“Dump your man, Ashby,” commanded Jim Duff, halting at last. “It will be a mistake to go too far. Their friends won't expect to find 'em so close, and they'll soon be searching farther away.”

So Ashby dropped Harry on to the sand beside Tom. Then the wickedest possible gleam came into the hotel man's eyes as he loaded his shotgun.

“We'll fill 'em full of lead right here and now,” whispered the hotel keeper. “Then we'll be sure that they can't get away from us again.”

“Not so fast!” retorted Duff warningly. “We can't shoot now. If we do, there'll be no way to get out of this alive. Look yonder!”

Duff swung his mad friend around, pointing to a gleam of light that shone out over the desert.

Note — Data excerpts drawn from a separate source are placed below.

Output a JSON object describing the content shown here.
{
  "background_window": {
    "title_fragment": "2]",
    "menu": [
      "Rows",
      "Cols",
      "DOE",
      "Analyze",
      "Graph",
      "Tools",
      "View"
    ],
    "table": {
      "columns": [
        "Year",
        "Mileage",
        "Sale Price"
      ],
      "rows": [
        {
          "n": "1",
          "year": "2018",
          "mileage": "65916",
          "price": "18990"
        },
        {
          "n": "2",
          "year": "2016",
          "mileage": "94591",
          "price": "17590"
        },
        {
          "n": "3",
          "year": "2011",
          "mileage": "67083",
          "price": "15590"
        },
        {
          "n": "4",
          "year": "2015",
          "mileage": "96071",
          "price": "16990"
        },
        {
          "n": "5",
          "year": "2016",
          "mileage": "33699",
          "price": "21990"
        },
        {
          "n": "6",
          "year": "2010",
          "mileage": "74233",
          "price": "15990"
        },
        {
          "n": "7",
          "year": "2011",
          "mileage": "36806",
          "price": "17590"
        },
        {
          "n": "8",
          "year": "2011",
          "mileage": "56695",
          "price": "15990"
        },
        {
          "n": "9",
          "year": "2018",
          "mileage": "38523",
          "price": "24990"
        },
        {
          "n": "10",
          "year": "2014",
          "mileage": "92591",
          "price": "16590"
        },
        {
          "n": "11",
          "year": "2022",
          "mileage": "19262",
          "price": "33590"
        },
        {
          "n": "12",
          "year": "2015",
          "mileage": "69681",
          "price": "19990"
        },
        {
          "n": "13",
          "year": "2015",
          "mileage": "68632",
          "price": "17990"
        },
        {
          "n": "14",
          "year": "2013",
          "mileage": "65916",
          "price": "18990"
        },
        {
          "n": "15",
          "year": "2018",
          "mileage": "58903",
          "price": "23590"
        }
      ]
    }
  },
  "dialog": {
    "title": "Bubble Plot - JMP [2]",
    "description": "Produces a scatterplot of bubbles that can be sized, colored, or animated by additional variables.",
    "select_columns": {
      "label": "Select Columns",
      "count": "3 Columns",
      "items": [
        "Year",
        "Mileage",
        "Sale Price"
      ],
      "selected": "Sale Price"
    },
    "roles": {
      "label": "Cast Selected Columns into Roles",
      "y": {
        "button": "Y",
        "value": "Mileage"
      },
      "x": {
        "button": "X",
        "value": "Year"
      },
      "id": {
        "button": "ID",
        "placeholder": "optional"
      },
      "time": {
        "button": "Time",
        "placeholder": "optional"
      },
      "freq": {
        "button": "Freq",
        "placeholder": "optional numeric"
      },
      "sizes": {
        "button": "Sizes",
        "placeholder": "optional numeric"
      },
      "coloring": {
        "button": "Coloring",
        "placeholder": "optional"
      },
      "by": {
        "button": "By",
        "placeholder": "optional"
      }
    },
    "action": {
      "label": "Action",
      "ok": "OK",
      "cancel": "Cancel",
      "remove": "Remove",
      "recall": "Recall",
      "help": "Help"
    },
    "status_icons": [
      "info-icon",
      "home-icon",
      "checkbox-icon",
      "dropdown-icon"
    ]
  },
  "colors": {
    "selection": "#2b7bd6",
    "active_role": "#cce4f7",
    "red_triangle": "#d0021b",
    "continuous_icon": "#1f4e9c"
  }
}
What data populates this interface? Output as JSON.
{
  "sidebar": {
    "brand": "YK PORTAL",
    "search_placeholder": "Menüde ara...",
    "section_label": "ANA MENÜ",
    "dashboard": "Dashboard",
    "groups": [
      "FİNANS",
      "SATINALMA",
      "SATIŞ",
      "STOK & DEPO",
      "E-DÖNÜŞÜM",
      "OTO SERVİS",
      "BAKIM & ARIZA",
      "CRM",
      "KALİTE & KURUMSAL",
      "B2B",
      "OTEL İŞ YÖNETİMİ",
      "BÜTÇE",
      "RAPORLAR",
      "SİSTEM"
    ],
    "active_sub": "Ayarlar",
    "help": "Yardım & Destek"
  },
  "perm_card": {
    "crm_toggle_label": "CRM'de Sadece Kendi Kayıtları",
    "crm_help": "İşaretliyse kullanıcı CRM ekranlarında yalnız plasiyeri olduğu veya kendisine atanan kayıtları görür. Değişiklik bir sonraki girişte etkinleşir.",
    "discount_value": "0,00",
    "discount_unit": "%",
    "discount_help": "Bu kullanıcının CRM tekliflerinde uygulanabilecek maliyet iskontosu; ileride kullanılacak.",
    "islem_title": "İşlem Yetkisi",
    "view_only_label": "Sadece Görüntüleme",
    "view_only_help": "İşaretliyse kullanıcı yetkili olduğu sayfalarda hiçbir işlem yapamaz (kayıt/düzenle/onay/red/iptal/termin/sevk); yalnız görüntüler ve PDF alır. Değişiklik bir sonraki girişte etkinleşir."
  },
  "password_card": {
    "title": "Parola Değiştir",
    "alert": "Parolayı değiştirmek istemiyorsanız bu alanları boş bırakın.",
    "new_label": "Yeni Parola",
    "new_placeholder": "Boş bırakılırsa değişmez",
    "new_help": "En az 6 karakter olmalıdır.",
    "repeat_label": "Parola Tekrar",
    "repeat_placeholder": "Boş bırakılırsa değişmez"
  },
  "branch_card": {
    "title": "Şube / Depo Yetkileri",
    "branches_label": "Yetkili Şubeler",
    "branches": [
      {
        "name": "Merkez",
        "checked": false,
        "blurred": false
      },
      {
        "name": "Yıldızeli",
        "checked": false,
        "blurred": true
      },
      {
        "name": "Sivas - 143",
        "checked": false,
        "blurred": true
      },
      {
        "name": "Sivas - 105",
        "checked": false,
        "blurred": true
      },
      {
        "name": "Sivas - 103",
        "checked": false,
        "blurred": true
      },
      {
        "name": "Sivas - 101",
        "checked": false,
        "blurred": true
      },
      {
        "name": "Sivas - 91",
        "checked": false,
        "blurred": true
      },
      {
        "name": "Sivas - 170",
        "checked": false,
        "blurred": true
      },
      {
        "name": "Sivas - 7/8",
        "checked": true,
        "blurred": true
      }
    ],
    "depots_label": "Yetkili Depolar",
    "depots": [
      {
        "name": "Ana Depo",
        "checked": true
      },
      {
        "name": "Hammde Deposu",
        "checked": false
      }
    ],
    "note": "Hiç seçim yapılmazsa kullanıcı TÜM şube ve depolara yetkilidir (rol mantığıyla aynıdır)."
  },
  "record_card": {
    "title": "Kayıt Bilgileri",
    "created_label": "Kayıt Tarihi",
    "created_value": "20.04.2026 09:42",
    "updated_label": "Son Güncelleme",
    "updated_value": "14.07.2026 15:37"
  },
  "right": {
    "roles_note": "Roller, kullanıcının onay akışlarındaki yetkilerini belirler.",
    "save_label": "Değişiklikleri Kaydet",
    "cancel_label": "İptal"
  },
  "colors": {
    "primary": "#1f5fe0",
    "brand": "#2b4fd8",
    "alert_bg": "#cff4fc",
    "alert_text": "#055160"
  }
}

“An automobile,” muttered the gambler. “And there's another—and another! There must be six or eight of them out to-night, and all of 'em crammed with fighting men. A shot would bring two or three carloads of ugly fellows down upon us.”

“What are we going to do, then?” demanded the hotel keeper, in a menacing tone.

“Wait awhile,” urged the gambler. “You're seeing what the plan of the enemy is. They're circling about, but they're further out from the gully than we are. The cars will go on cutting larger and larger circle, and all the time getting farther away from us. In half an hour the cars and the men will be so far away that we need give no thought to them. Then we can attend to Reade and Hazelton.”

“What are you going to do with them?” demanded Ashby in a whisper, his cunning eyes lighting with a fire of added eagerness.

“We'll get 'em awake, first of all,” nodded Jim Duff. “Then we'll attend to them.”